Waste Management, which collected and sold nearly 700 million pounds of scrap plastics last year, experience a 27% year-over-year drop in third-quarter recycling revenues.  | rblfmr/Shutterstock

Depressed commodity markets continue to slash recycling revenues for the companies that collect, sort and sell curbside plastics.

North America’s largest publicly traded residential garbage and recycling companies recently submitted their third-quarter financial numbers. By and large, they show steep year-over-year drops in recycling revenues. The culprit: low paper prices. 

The companies collect vast amounts of paper, plastics, metals, glass, organics and other materials. For example, North America’s largest, Waste Management, sold nearly 700 million pounds of scrap plastics in 2018, according to its recently released sustainability report. Waste Connections, the third-largest company, collected and sold over 54 million pounds, according to its sustainability report

Prices have been low for recovered paper, which makes up the bulk of recyclables collected at the curb. Cardboard bales are selling for a national average of $25 per ton, down from $70 last year, according to RecyclingMarkets.net. Mixed paper actually averages slightly negative value, and although some community recycling programs continue to get paid a little bit of money for it others are paying fairly steep costs to send it to mills. 

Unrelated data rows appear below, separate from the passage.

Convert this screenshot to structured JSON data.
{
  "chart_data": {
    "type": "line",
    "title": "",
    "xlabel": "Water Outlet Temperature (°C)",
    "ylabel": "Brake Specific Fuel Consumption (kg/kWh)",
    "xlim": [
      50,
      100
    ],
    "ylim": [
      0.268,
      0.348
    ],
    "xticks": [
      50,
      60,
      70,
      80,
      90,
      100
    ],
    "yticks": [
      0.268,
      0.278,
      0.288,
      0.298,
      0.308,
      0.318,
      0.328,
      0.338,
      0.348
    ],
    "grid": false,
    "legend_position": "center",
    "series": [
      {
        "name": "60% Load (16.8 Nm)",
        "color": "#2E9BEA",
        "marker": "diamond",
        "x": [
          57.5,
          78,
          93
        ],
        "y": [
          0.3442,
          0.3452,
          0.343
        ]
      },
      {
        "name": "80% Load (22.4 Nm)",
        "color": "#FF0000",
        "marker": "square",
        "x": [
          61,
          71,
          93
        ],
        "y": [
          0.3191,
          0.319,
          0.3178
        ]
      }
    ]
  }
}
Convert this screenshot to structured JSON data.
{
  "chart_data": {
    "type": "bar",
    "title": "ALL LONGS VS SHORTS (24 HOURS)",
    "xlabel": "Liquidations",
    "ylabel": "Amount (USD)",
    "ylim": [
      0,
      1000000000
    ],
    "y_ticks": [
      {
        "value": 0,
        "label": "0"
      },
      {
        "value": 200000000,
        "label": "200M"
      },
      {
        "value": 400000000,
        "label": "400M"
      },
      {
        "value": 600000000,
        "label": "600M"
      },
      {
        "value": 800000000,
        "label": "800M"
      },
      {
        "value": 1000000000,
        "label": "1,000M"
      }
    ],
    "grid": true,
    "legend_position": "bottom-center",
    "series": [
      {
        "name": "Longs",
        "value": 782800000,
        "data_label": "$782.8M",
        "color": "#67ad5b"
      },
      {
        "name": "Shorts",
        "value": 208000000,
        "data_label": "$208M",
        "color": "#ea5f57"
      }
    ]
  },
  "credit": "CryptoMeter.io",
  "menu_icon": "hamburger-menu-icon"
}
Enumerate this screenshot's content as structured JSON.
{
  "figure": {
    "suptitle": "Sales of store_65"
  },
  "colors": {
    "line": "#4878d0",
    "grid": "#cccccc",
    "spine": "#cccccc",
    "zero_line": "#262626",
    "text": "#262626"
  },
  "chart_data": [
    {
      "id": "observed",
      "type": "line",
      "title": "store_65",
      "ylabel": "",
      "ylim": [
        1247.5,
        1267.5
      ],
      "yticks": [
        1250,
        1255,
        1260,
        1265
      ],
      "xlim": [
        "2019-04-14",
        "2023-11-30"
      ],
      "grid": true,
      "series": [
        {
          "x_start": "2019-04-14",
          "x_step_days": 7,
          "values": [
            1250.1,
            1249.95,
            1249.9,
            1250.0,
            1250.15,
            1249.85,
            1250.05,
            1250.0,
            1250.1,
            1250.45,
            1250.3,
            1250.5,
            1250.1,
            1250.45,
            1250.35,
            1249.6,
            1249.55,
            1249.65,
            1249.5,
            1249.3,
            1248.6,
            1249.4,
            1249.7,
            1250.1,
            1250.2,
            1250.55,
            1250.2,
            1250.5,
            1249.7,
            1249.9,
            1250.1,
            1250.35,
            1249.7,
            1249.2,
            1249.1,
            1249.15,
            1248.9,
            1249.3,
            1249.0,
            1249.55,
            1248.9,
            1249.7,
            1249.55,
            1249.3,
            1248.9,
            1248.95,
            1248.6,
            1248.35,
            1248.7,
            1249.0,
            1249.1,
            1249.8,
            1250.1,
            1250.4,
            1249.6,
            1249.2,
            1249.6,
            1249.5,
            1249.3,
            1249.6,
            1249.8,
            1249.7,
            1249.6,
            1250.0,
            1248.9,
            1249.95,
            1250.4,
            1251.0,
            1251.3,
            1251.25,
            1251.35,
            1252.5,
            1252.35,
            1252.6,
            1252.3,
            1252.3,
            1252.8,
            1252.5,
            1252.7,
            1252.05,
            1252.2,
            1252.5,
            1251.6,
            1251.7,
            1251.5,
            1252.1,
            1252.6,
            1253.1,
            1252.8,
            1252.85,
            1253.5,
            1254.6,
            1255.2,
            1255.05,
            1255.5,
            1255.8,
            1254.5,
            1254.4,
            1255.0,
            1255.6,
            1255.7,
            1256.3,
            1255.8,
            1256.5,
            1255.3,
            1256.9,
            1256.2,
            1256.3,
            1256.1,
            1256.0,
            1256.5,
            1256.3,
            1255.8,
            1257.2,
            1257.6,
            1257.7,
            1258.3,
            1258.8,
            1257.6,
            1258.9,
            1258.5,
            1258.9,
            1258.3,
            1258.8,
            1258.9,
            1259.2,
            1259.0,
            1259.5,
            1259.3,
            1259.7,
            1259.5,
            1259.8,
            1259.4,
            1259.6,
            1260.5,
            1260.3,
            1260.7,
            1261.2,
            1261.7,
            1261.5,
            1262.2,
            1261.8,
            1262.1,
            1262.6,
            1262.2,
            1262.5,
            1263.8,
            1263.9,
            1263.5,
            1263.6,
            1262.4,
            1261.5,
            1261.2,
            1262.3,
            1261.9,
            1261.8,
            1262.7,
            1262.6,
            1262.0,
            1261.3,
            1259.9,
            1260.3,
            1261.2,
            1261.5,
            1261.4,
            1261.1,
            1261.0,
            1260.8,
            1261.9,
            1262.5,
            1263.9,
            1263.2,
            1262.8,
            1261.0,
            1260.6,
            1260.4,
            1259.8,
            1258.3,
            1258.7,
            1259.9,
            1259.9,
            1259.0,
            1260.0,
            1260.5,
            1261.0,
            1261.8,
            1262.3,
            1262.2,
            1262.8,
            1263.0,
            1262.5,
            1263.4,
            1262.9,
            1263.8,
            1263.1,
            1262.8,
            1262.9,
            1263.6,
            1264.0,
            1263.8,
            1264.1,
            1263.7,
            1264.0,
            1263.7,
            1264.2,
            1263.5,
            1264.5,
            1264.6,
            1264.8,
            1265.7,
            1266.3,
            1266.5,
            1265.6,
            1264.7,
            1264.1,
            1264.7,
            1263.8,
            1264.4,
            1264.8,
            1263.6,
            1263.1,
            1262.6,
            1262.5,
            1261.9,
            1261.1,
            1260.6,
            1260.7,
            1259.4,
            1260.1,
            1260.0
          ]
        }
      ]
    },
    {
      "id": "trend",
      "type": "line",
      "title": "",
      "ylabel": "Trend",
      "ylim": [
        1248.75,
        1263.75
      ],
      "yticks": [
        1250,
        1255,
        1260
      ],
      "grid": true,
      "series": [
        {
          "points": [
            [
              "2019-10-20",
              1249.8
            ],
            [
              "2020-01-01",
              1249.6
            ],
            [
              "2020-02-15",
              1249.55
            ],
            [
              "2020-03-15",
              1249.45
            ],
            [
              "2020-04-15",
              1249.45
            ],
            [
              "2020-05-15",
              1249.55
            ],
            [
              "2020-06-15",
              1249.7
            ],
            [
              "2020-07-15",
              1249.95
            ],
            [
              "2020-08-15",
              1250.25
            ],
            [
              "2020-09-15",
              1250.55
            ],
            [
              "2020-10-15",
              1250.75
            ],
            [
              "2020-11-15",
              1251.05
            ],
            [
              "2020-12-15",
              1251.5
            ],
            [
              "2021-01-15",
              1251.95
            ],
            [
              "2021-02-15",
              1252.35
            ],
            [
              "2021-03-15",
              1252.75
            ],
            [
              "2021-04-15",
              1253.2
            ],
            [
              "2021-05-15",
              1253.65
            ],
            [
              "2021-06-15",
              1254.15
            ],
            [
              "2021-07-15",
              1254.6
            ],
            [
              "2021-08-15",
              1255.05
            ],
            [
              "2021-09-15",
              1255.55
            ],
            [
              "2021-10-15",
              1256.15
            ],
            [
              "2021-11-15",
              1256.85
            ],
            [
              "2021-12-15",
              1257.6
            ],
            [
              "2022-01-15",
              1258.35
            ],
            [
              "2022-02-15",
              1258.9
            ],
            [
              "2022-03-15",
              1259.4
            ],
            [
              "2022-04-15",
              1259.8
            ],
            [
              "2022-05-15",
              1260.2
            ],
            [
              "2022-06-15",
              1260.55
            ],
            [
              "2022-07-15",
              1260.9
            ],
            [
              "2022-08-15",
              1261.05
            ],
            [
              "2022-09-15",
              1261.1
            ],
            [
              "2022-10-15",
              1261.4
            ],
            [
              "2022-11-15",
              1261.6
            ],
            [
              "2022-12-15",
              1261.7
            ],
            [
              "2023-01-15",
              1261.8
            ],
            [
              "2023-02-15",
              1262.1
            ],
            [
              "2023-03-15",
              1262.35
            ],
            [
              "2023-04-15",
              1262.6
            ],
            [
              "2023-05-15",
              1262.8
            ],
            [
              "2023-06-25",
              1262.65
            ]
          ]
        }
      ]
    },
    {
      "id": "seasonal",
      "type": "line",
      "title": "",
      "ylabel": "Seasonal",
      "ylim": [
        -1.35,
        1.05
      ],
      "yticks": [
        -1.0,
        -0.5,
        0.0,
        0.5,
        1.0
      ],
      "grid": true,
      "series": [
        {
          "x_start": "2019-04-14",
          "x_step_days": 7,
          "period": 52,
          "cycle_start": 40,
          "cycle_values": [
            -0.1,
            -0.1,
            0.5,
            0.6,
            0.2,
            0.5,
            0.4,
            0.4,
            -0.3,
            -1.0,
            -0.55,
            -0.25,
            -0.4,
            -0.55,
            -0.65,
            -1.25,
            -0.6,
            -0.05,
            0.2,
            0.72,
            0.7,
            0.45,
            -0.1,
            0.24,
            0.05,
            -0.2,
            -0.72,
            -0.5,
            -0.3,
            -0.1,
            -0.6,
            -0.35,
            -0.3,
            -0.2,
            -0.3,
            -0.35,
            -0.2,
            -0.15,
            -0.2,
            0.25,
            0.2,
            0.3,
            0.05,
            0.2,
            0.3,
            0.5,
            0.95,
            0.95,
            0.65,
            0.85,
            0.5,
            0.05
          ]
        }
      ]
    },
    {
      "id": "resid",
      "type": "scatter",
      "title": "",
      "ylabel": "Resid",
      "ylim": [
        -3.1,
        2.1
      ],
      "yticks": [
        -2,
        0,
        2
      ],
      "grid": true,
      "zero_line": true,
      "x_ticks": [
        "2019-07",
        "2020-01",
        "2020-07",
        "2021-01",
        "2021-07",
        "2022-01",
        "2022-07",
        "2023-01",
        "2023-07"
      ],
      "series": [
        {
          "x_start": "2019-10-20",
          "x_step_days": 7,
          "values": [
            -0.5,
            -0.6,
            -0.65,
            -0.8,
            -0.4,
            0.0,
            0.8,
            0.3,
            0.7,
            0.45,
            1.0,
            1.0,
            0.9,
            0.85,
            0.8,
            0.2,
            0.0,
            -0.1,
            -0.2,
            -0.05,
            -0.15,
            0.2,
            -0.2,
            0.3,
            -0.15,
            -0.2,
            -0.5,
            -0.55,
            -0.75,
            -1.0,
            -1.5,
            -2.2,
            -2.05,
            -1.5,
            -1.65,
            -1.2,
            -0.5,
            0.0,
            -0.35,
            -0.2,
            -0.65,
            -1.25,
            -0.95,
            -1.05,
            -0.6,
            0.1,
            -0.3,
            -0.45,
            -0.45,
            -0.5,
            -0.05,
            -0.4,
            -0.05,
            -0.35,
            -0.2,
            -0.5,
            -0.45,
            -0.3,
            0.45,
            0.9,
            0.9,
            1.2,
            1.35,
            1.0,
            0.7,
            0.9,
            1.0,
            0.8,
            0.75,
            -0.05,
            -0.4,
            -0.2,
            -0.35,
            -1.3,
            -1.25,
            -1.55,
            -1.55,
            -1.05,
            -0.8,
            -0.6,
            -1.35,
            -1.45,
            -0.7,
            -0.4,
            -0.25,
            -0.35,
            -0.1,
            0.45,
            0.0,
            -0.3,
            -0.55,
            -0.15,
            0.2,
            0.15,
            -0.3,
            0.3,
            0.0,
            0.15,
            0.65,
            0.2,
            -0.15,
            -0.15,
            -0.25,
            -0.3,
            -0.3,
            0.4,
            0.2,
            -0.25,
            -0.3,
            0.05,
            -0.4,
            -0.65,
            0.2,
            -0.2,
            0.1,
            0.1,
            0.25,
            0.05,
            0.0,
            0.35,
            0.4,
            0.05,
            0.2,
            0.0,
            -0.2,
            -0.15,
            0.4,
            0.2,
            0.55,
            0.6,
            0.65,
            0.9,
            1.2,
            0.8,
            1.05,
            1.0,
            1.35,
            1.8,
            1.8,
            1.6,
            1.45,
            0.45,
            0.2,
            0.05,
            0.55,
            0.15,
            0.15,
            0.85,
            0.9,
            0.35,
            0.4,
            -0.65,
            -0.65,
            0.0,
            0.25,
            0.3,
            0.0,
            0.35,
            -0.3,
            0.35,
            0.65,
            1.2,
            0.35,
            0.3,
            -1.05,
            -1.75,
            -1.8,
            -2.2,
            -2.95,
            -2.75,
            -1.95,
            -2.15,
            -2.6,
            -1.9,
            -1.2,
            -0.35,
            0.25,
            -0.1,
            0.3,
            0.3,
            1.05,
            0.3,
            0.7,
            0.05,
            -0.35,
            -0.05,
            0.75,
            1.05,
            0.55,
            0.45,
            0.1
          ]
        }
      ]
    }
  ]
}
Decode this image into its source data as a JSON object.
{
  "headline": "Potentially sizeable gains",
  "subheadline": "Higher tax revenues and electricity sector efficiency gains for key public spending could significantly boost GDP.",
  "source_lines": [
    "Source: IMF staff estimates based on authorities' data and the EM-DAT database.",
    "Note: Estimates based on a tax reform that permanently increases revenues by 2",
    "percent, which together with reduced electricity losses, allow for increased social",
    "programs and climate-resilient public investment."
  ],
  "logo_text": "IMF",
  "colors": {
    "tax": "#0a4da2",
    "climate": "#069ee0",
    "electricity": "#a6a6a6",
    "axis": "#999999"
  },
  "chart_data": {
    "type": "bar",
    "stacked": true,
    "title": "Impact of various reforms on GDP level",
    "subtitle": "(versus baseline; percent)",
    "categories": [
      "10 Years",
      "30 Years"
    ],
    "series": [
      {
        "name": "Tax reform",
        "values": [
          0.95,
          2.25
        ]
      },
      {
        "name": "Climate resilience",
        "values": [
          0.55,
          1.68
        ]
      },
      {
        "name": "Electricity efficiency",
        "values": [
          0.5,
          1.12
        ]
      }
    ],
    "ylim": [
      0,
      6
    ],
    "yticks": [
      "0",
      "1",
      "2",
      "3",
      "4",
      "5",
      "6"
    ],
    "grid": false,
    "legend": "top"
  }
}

As a result of the markets, the haulers’ recycling businesses have been hurting, although recycling only makes up a small fraction of most companies’ revenue pies – much more comes from collection and landfilling. For instance, Waste Management’s recycling business brought in $245 million during the third quarter, down 27% year over year. 

The smaller haulers were also hurt. Republic Services, the second-largest garbage and recycling company, brought in under $68.6 million in revenue, down 10% year over year. Waste Connections’ recycling business reported $13.0 million (excluding the impact of acquisitions), down 43% year over year. Advanced Disposal Services brought in $1.4 million, down 62% year over year. Casella Waste Services’ recycling business collected $10.7 million, down 1%. 

In a number of cases, plastics without strong markets have been removed from community recycling programs. 

As the National Sword campaign made it tougher or impossible to ship recyclables to China, and the resulting glut of material in North America drove down prices, the publicly traded haulers began charging customers more in fees. In calls with investors, their executives have explained that the goal is to ensure a return on their recycling investments and insulate them from commodity price risks.